Mentoring versus coaching for leadership in smaller businesses
What's the difference between coaching and mentoring?
Often, I hear the terms ‘coaching’ and ‘mentoring’ used interchangeably in both personal and business contexts. When working with large organisations, each term has a specific definition and set of criteria, and there is reasonable clarity and often distinct roles that each plays.
However, in small and medium size businesses, the scope is often less clearly defined or understood.
And does this matter? It depends a lot on what’s important to the individual business leader being mentored or coached, and how that relationship is set up.
For example, I have a client for whom “Mentor” is a status-defining term that sends a particular, positive message to their contacts and customers. The relationship we have co-designed, however, is grounded firmly in coaching, with advice sometimes requested and given based on specific areas of my experience.
Many other clients perceive “working with a Coach” to support the commitment they make to their own self-development. There is more of a recognition of the accountability within the relationship, and the drive towards their own growth. And sometimes, this relationship includes traditional mentoring elements such as advice or introductions.
So is a distinction needed?
Over the 12 years I have been working with business owners and directors in SMEs, of many colours and shapes, I firmly believe there is real value in a blended mentor-coach model.
What informs this model? My clients’ needs and the broad value they get from the relationship. Real life examples are often the best demonstration of what this looks like:
Dealing with the unexpected
I have a coaching relationship with an entrepreneur where we worked on defining business strategy, and building his skills to manage the growing business over a number of years.
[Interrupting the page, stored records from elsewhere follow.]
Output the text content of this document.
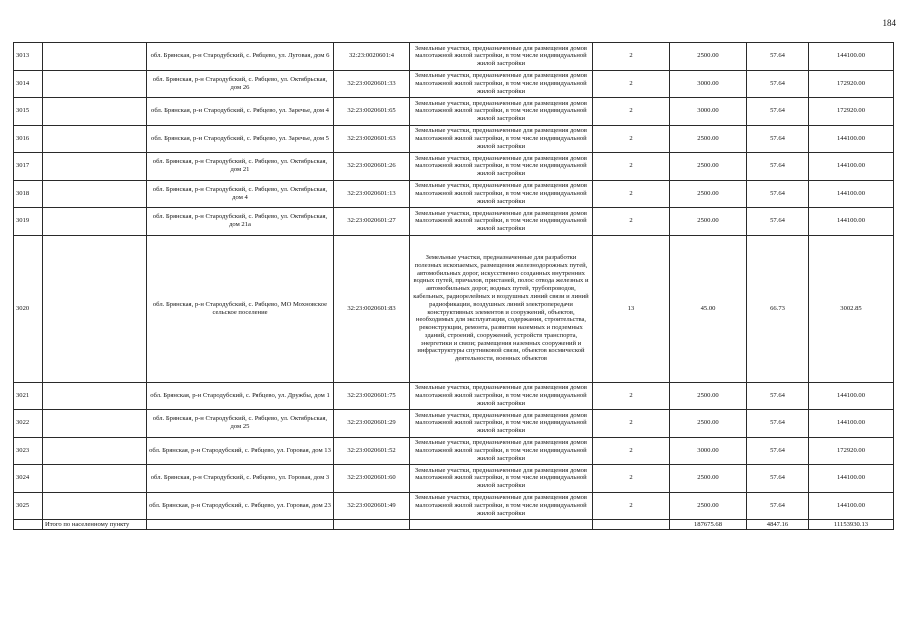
184
3013		обл. Брянская, р-н Стародубский, с. Рябцево, ул. Луговая, дом 6	32:23:0020601:4	Земельные участки, предназначенные для размещения домов малоэтажной жилой застройки, в том числе индивидуальной жилой застройки	2	2500.00	57.64	144100.00
3014		обл. Брянская, р-н Стародубский, с. Рябцево, ул. Октябрьская, дом 26	32:23:0020601:33	Земельные участки, предназначенные для размещения домов малоэтажной жилой застройки, в том числе индивидуальной жилой застройки	2	3000.00	57.64	172920.00
3015		обл. Брянская, р-н Стародубский, с. Рябцево, ул. Заречье, дом 4	32:23:0020601:65	Земельные участки, предназначенные для размещения домов малоэтажной жилой застройки, в том числе индивидуальной жилой застройки	2	3000.00	57.64	172920.00
3016		обл. Брянская, р-н Стародубский, с. Рябцево, ул. Заречье, дом 5	32:23:0020601:63	Земельные участки, предназначенные для размещения домов малоэтажной жилой застройки, в том числе индивидуальной жилой застройки	2	2500.00	57.64	144100.00
3017		обл. Брянская, р-н Стародубский, с. Рябцево, ул. Октябрьская, дом 21	32:23:0020601:26	Земельные участки, предназначенные для размещения домов малоэтажной жилой застройки, в том числе индивидуальной жилой застройки	2	2500.00	57.64	144100.00
3018		обл. Брянская, р-н Стародубский, с. Рябцево, ул. Октябрьская, дом 4	32:23:0020601:13	Земельные участки, предназначенные для размещения домов малоэтажной жилой застройки, в том числе индивидуальной жилой застройки	2	2500.00	57.64	144100.00
3019		обл. Брянская, р-н Стародубский, с. Рябцево, ул. Октябрьская, дом 21а	32:23:0020601:27	Земельные участки, предназначенные для размещения домов малоэтажной жилой застройки, в том числе индивидуальной жилой застройки	2	2500.00	57.64	144100.00
3020		обл. Брянская, р-н Стародубский, с. Рябцево, МО Мохновское сельское поселение	32:23:0020601:83	Земельные участки, предназначенные для разработки полезных ископаемых, размещения железнодорожных путей, автомобильных дорог, искусственно созданных внутренних водных путей, причалов, пристаней, полос отвода железных и автомобильных дорог, водных путей, трубопроводов, кабельных, радиорелейных и воздушных линий связи и линий радиофикации, воздушных линий электропередачи конструктивных элементов и сооружений, объектов, необходимых для эксплуатации, содержания, строительства, реконструкции, ремонта, развития наземных и подземных зданий, строений, сооружений, устройств транспорта, энергетики и связи; размещения наземных сооружений и инфраструктуры спутниковой связи, объектов космической деятельности, военных объектов	13	45.00	66.73	3002.85
3021		обл. Брянская, р-н Стародубский, с. Рябцево, ул. Дружбы, дом 1	32:23:0020601:75	Земельные участки, предназначенные для размещения домов малоэтажной жилой застройки, в том числе индивидуальной жилой застройки	2	2500.00	57.64	144100.00
3022		обл. Брянская, р-н Стародубский, с. Рябцево, ул. Октябрьская, дом 25	32:23:0020601:29	Земельные участки, предназначенные для размещения домов малоэтажной жилой застройки, в том числе индивидуальной жилой застройки	2	2500.00	57.64	144100.00
3023		обл. Брянская, р-н Стародубский, с. Рябцево, ул. Горовая, дом 13	32:23:0020601:52	Земельные участки, предназначенные для размещения домов малоэтажной жилой застройки, в том числе индивидуальной жилой застройки	2	3000.00	57.64	172920.00
3024		обл. Брянская, р-н Стародубский, с. Рябцево, ул. Горовая, дом 3	32:23:0020601:60	Земельные участки, предназначенные для размещения домов малоэтажной жилой застройки, в том числе индивидуальной жилой застройки	2	2500.00	57.64	144100.00
3025		обл. Брянская, р-н Стародубский, с. Рябцево, ул. Горовая, дом 23	32:23:0020601:49	Земельные участки, предназначенные для размещения домов малоэтажной жилой застройки, в том числе индивидуальной жилой застройки	2	2500.00	57.64	144100.00
	Итого по населенному пункту					187675.68	4847.16	11153930.13
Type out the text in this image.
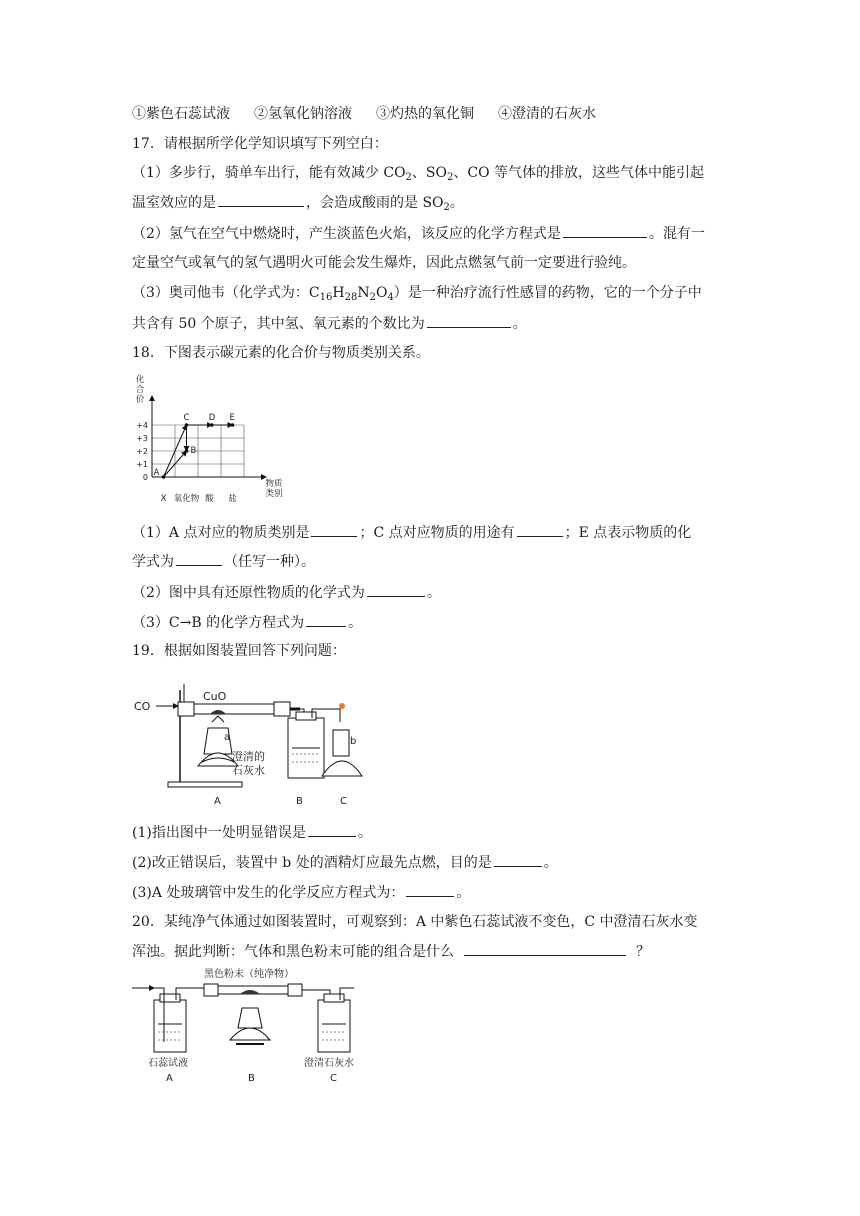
①紫色石蕊试液 ②氢氧化钠溶液 ③灼热的氧化铜 ④澄清的石灰水
17．请根据所学化学知识填写下列空白：
（1）多步行，骑单车出行，能有效减少 $CO_2$、$SO_2$、CO 等气体的排放，这些气体中能引起
温室效应的是	，会造成酸雨的是 $SO_2$。
（2）氢气在空气中燃烧时，产生淡蓝色火焰，该反应的化学方程式是	。混有一
定量空气或氧气的氢气遇明火可能会发生爆炸，因此点燃氢气前一定要进行验纯。
（3）奥司他韦（化学式为：$C_{16}H_{28}N_2O_4$）是一种治疗流行性感冒的药物，它的一个分子中
共含有 50 个原子，其中氢、氧元素的个数比为	。
18．下图表示碳元素的化合价与物质类别关系。
化
合
价
0
+1
+2
+3
+4
X 氧化物 酸 盐
A
B
C D E
物质
类别
（1）A 点对应的物质类别是	；C 点对应物质的用途有	；E 点表示物质的化
学式为	（任写一种）。
（2）图中具有还原性物质的化学式为	。
（3）C→B 的化学方程式为	。
19．根据如图装置回答下列问题：
CO
CuO
a	b
澄清的
石灰水
A	B	C
(1)指出图中一处明显错误是	。
(2)改正错误后，装置中 b 处的酒精灯应最先点燃，目的是	。
(3)A 处玻璃管中发生的化学反应方程式为：	。
20．某纯净气体通过如图装置时，可观察到：A 中紫色石蕊试液不变色，C 中澄清石灰水变
浑浊。据此判断：气体和黑色粉末可能的组合是什么	？
黑色粉末（纯净物）
石蕊试液	澄清石灰水
A	B	C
When he was made an offer for the company (unplanned), my experience in selling two businesses of my own was valuable in outlining the options and potential impact, prior to getting specialist expert advice.
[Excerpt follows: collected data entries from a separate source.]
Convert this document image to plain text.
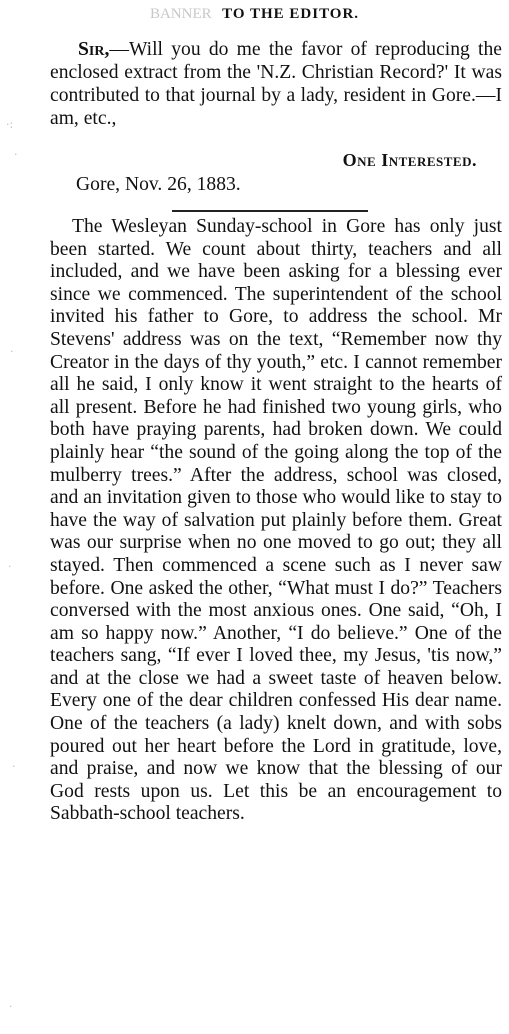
BANNER TO THE EDITOR.
Sir,—Will you do me the favor of reproducing the enclosed extract from the 'N.Z. Christian Record?' It was contributed to that journal by a lady, resident in Gore.—I am, etc.,
One Interested.
Gore, Nov. 26, 1883.
The Wesleyan Sunday-school in Gore has only just been started. We count about thirty, teachers and all included, and we have been asking for a blessing ever since we commenced. The superintendent of the school invited his father to Gore, to address the school. Mr Stevens' address was on the text, “Remember now thy Creator in the days of thy youth,” etc. I cannot remember all he said, I only know it went straight to the hearts of all present. Before he had finished two young girls, who both have praying parents, had broken down. We could plainly hear “the sound of the going along the top of the mulberry trees.” After the address, school was closed, and an invitation given to those who would like to stay to have the way of salvation put plainly before them. Great was our surprise when no one moved to go out; they all stayed. Then commenced a scene such as I never saw before. One asked the other, “What must I do?” Teachers conversed with the most anxious ones. One said, “Oh, I am so happy now.” Another, “I do believe.” One of the teachers sang, “If ever I loved thee, my Jesus, 'tis now,” and at the close we had a sweet taste of heaven below. Every one of the dear children confessed His dear name. One of the teachers (a lady) knelt down, and with sobs poured out her heart before the Lord in gratitude, love, and praise, and now we know that the blessing of our God rests upon us. Let this be an encouragement to Sabbath-school teachers.
·:
·
·
·
·
·
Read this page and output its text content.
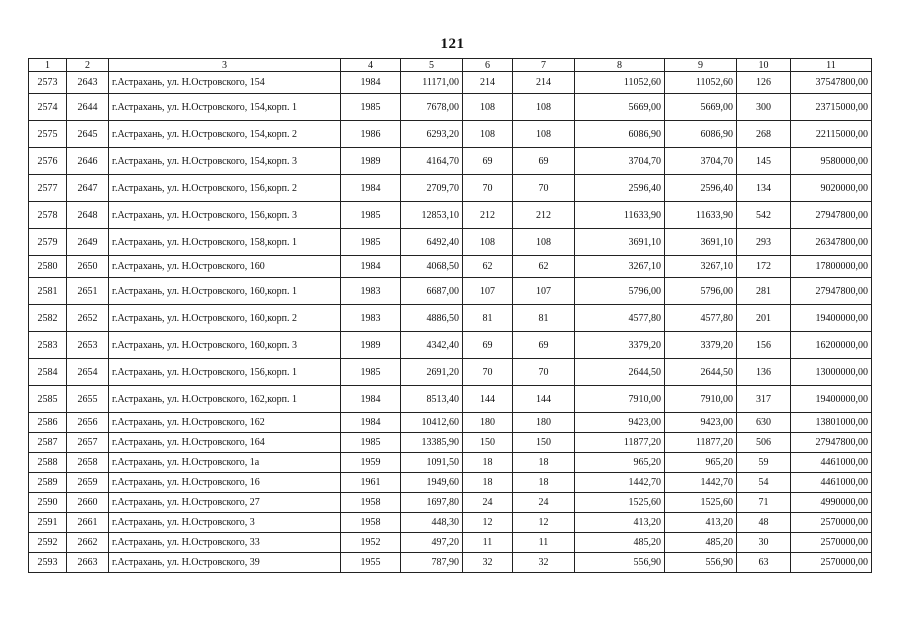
121
1	2	3	4	5	6	7	8	9	10	11
2573	2643	г.Астрахань, ул. Н.Островского, 154	1984	11171,00	214	214	11052,60	11052,60	126	37547800,00
2574	2644	г.Астрахань, ул. Н.Островского, 154,корп. 1	1985	7678,00	108	108	5669,00	5669,00	300	23715000,00
2575	2645	г.Астрахань, ул. Н.Островского, 154,корп. 2	1986	6293,20	108	108	6086,90	6086,90	268	22115000,00
2576	2646	г.Астрахань, ул. Н.Островского, 154,корп. 3	1989	4164,70	69	69	3704,70	3704,70	145	9580000,00
2577	2647	г.Астрахань, ул. Н.Островского, 156,корп. 2	1984	2709,70	70	70	2596,40	2596,40	134	9020000,00
2578	2648	г.Астрахань, ул. Н.Островского, 156,корп. 3	1985	12853,10	212	212	11633,90	11633,90	542	27947800,00
2579	2649	г.Астрахань, ул. Н.Островского, 158,корп. 1	1985	6492,40	108	108	3691,10	3691,10	293	26347800,00
2580	2650	г.Астрахань, ул. Н.Островского, 160	1984	4068,50	62	62	3267,10	3267,10	172	17800000,00
2581	2651	г.Астрахань, ул. Н.Островского, 160,корп. 1	1983	6687,00	107	107	5796,00	5796,00	281	27947800,00
2582	2652	г.Астрахань, ул. Н.Островского, 160,корп. 2	1983	4886,50	81	81	4577,80	4577,80	201	19400000,00
2583	2653	г.Астрахань, ул. Н.Островского, 160,корп. 3	1989	4342,40	69	69	3379,20	3379,20	156	16200000,00
2584	2654	г.Астрахань, ул. Н.Островского, 156,корп. 1	1985	2691,20	70	70	2644,50	2644,50	136	13000000,00
2585	2655	г.Астрахань, ул. Н.Островского, 162,корп. 1	1984	8513,40	144	144	7910,00	7910,00	317	19400000,00
2586	2656	г.Астрахань, ул. Н.Островского, 162	1984	10412,60	180	180	9423,00	9423,00	630	13801000,00
2587	2657	г.Астрахань, ул. Н.Островского, 164	1985	13385,90	150	150	11877,20	11877,20	506	27947800,00
2588	2658	г.Астрахань, ул. Н.Островского, 1а	1959	1091,50	18	18	965,20	965,20	59	4461000,00
2589	2659	г.Астрахань, ул. Н.Островского, 16	1961	1949,60	18	18	1442,70	1442,70	54	4461000,00
2590	2660	г.Астрахань, ул. Н.Островского, 27	1958	1697,80	24	24	1525,60	1525,60	71	4990000,00
2591	2661	г.Астрахань, ул. Н.Островского, 3	1958	448,30	12	12	413,20	413,20	48	2570000,00
2592	2662	г.Астрахань, ул. Н.Островского, 33	1952	497,20	11	11	485,20	485,20	30	2570000,00
2593	2663	г.Астрахань, ул. Н.Островского, 39	1955	787,90	32	32	556,90	556,90	63	2570000,00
A fast-growth tech company wanted business coaching to accelerate their growth. We worked together on developing business strategy and redefining roles as the business grew, and pivoting as the sector evolved. I mentored the owner through a period of personal growth and decision making, and was able to make relevant introductions when the business raised funding. We’ve since used relationship coaching for the directors as they work remotely in different time zones. The coach-mentor agreement evolves as the business needs change.
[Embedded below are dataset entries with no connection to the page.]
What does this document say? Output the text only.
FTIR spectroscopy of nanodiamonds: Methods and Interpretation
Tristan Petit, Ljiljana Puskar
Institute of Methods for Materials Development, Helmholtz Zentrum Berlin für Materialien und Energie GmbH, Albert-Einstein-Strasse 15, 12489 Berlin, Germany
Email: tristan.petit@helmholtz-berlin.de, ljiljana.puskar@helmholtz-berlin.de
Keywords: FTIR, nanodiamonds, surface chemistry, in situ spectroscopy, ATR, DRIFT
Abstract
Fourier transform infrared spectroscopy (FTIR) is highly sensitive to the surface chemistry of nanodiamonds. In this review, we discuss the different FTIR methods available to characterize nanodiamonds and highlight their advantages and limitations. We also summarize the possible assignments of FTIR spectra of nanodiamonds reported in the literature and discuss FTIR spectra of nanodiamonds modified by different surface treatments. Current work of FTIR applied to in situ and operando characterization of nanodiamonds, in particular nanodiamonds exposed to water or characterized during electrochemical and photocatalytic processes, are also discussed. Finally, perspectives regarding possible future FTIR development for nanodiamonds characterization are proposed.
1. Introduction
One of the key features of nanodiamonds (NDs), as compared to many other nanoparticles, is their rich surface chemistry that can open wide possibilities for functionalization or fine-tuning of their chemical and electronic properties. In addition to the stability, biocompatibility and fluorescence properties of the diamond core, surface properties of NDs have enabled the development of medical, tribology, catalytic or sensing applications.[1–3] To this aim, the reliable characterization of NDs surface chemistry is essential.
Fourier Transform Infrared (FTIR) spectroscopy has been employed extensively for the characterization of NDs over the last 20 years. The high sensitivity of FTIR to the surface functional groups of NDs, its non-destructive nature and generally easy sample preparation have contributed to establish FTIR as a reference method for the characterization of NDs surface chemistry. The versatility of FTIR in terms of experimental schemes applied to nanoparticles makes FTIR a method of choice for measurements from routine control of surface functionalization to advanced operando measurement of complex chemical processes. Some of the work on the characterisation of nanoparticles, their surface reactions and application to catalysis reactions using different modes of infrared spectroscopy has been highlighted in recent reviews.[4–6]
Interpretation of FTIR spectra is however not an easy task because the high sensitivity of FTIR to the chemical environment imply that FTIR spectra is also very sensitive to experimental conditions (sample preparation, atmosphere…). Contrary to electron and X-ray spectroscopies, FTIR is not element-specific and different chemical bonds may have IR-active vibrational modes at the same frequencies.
Often small businesses have people management challenges - a team member is not working well and improvements don’t materialise. Managing difficult conversations can be a challenge for small, friendly companies, and the support needed shifts between coaching for leadership into technical options and decision making. Specialist advice may be needed in addition to resolve some situations, and I then work with the business owners or management team to create a learning loop, where they identify and adjust the behaviours that have led to difficult people decisions.
NB: It’s important to make the distinction that neither a coach, nor mentor, is a substitute for legal advice, professional financial advice, H&S or any other technical area where qualifications and regulation are required.
How important is your mentor or coach’s background and experience?
I know that my clients tell me the fact I have started, grown and eventually sold two businesses of my own is key in building trust and feeling that I would understand their pain and their possibilities. My skills as a coach, working with a wide array of businesses and associated challenges, have given me the tools, skills, and know-how to share, which helps clients make sense of the behaviours they instinctively turn to in different situations.
You might want to think about how important your mentor-coach’s business experience is, whether you need someone who is commercially and financially savvy. Have they got first hand experience of the needs of a developing business?
Regardless of the skills and experience that feel right for you, the chemistry and relationship you have with your chosen specialist is key to great results. Consider how you like to be challenged, how prepared you are to work on yourself, knowing that lasting change happens from within? How are you best motivated - do you need a carrot or a stick? Talk this through before making a decision.
Summary: Mentoring versus coaching
If you would prefer to be given advice from someone who has specialist knowledge of your industry; seek out a mentor with exactly that experience. Recognise that you may need to be accountable more to yourself for results.
If you want a balance of business coaching, coaching for leadership, self-development and an accountability partner, consider the mentor-coach approach.